Anonymous at 13:00 on 4 May 2013

Good information, but delivery was not very engaging.

Good presentation. Covered the basics, but even as a long time PHP user, I learned a few tricks to watch out for.

I credit Steve for getting me started on PHP about 13 years ago. It was good to see you again Steve!

Several great points were made that I can do immediately to improve the security of software I'm writing. This was great.

Thanks for all the great feedback! For the anonymous feedback, I did feel that it wasn't my greatest delivery, but I'm glad you and others got some good information from it. Trevor, to clarify your comment, I stated that about half of the examples I used came from a talk Rasmus had given years ago. He's the one who really got me interested in really understanding web application security.

This was a good talk. Nothing flashy, but direct and to the point. Steve has a real confidence that comes from years of experience, and I was glad to benefit from his insight.

I think Steve did a great job at explaining some of the issues in PHP security, and enjoyed the presentation.

Rasmus originally gave this talk six years ago so the tips were pretty old hat. Still relevant, but I was kind of hoping for something new or some greater detail. At one point Steve just said "you should implement access control" and that was basically it... no talk about HOW to do that.
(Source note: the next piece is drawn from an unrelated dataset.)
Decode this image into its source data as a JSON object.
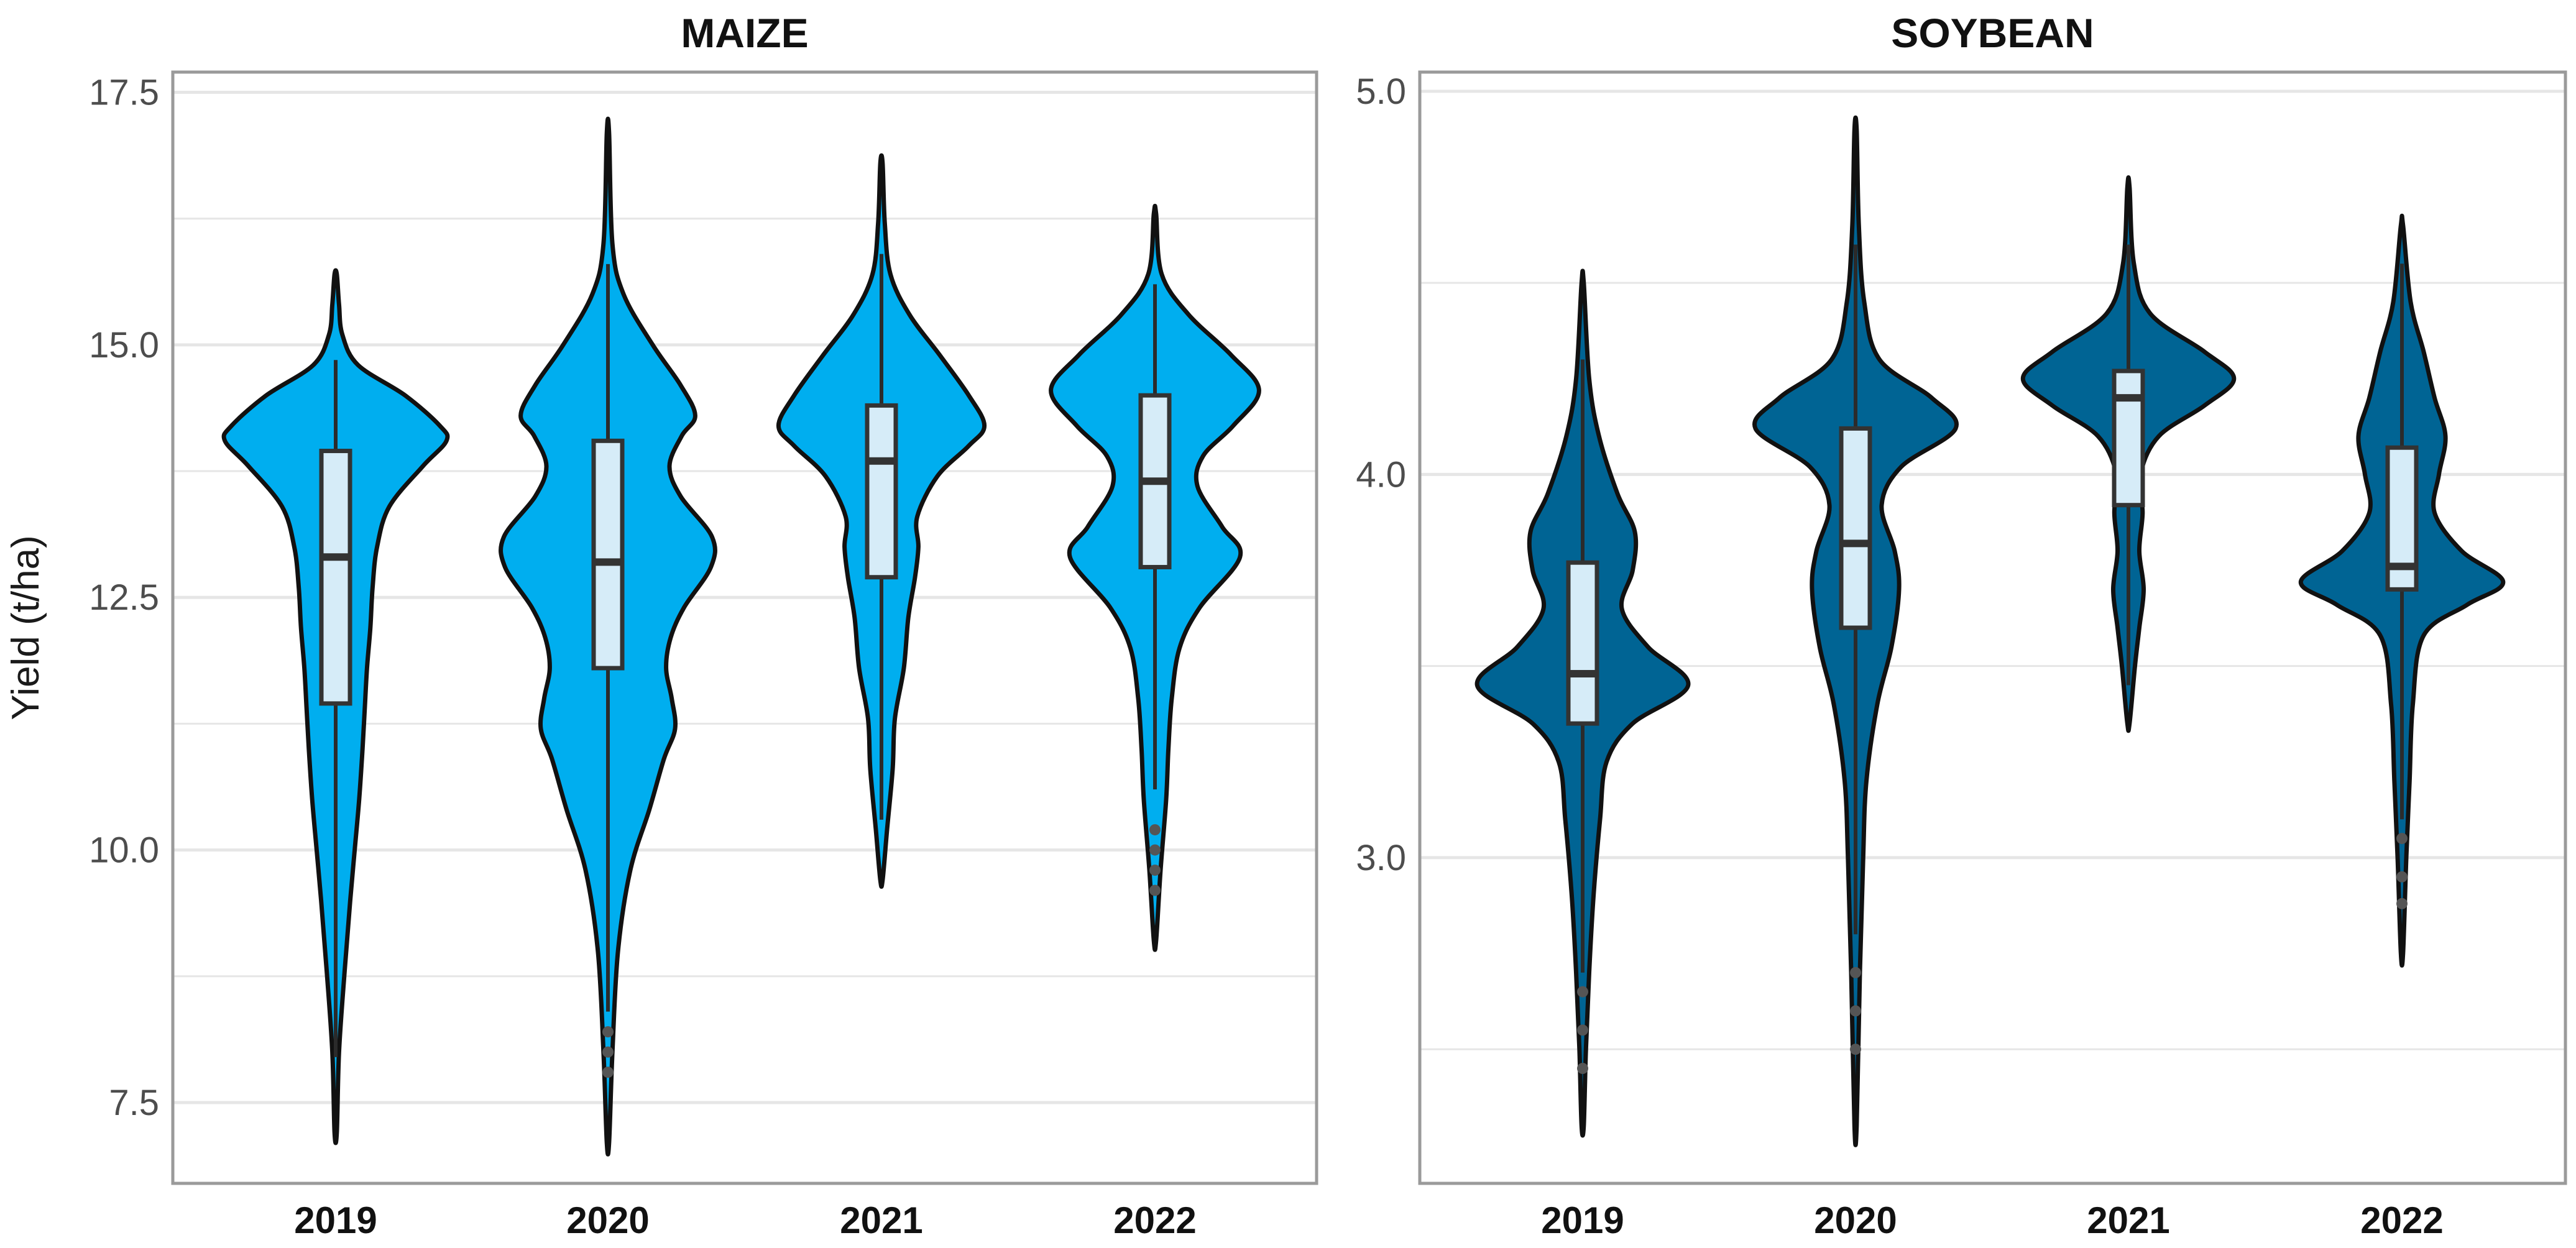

I have to say I really took issue with Steve strongly suggesting that "other people's code" was rarely, if ever, to be trusted. It smacked of NIH syndrome and goes against the whole spirit of open source!

JLW - thanks for the feedback. I didn't intend to suggest that "other people's code was rarely, if ever, to be trusted". I stated that it is often more trustworthy. In fact, the point I was trying to make was that there are times when it is a very bad thing to invent your own code rather than using already proven code.

However, there are also times when it makes sense to use your own code rather than "some 13-year-old's code" (which is what I said in the talk). I was referring to random WordPress plugins and such that people like to install with no knowledge of how security-conscious the author is.

I apologize for not making this clear. I'll try to make that more clear in the future, along with some more details on access control. Access control is somewhat of an inexact science, however, as it really depends on your framework.